SIXTY years after Roman Catholic laywomen began helping young families in post-war slums, the need for churches to work for housing justice remains as great as ever.
This was the message delivered last week at a parliamentary reception marking the 60th anniversary of the founding of the Catholic Housing Aid Society, one of the organisations that became Housing Justice.
Social housing was “fading out”, warned the Revd Victoria Lawrence, the founder and president of Abigail Outreach Ministry, which is dedicated to supporting vulnerable women. Against a backdrop of budget cuts, unemployment, and growing demand for housing, collaboration between the Government and NGOs was “paramount”, she said; the Government was “daily coming to that realisation”.
Citing Right to Buy, a reduction in social housing, and reduced subsidies for new properties, she suggested that, “based on the current government housing policy, social housing is fading out. . . Social housing providers are struggling to find reasonably priced land. . . The future looks very bleak for social housing unless the Church rises up like before, and partners with other stakeholders to provide accommodation for their communities.”
She hopes that “the Church will go back to being the first point of call when it comes to affordable housing”, offering a “‘one-stop shop’ for all housing solutions”.

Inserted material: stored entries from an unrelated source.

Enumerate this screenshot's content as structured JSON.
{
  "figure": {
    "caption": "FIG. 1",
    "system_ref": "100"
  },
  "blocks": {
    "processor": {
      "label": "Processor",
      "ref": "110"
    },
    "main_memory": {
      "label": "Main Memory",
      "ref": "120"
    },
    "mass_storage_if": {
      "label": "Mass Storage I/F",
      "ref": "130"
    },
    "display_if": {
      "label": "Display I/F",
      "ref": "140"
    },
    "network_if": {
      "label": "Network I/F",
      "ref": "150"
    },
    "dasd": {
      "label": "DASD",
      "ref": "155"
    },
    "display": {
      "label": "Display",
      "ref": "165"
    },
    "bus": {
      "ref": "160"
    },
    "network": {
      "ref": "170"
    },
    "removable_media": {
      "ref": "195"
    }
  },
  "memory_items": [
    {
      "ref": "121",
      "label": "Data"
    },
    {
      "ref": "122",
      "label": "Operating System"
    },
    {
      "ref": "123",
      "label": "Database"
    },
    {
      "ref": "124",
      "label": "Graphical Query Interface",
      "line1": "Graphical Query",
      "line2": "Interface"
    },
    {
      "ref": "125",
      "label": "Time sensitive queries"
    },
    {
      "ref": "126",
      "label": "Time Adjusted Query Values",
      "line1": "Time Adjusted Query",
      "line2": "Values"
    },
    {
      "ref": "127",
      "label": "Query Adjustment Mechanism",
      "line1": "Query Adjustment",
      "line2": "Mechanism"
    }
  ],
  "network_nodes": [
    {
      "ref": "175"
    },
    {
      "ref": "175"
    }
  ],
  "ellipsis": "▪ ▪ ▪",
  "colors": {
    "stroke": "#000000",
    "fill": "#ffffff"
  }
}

The chief executive of Housing Justice, Alison Gelder, said that this year would see “a renewed emphasis on persuading the churches to rise to the challenge of preventing homelessness, and helping homeless people into secure, genuinely affordable accommodation (News, 12 June). We are also carrying on the tradition of not waiting for the Government to sort out a problem, but instead taking the action we can to make things better. And not being afraid to use our prophetic voice to speak truth to power about the impact of government policies.”
The reception took place while the Chancellor, George Osborne, outlined his Budget. It included £115 million to tackle rough sleeping, which has doubled in England since 2010. Mrs Gelder said that help must not be limited to those who had been through the hostel system: “Our shelter guests should not need to face the dangers of institutionalisation in order to be helped.”
The chairman of Housing Justice, the Bishop of Rochester, the Rt Revd James Langstaff, who has written a prayer to mark the anniversary, said that housing was “probably the critical issue for the wellbeing of our society”.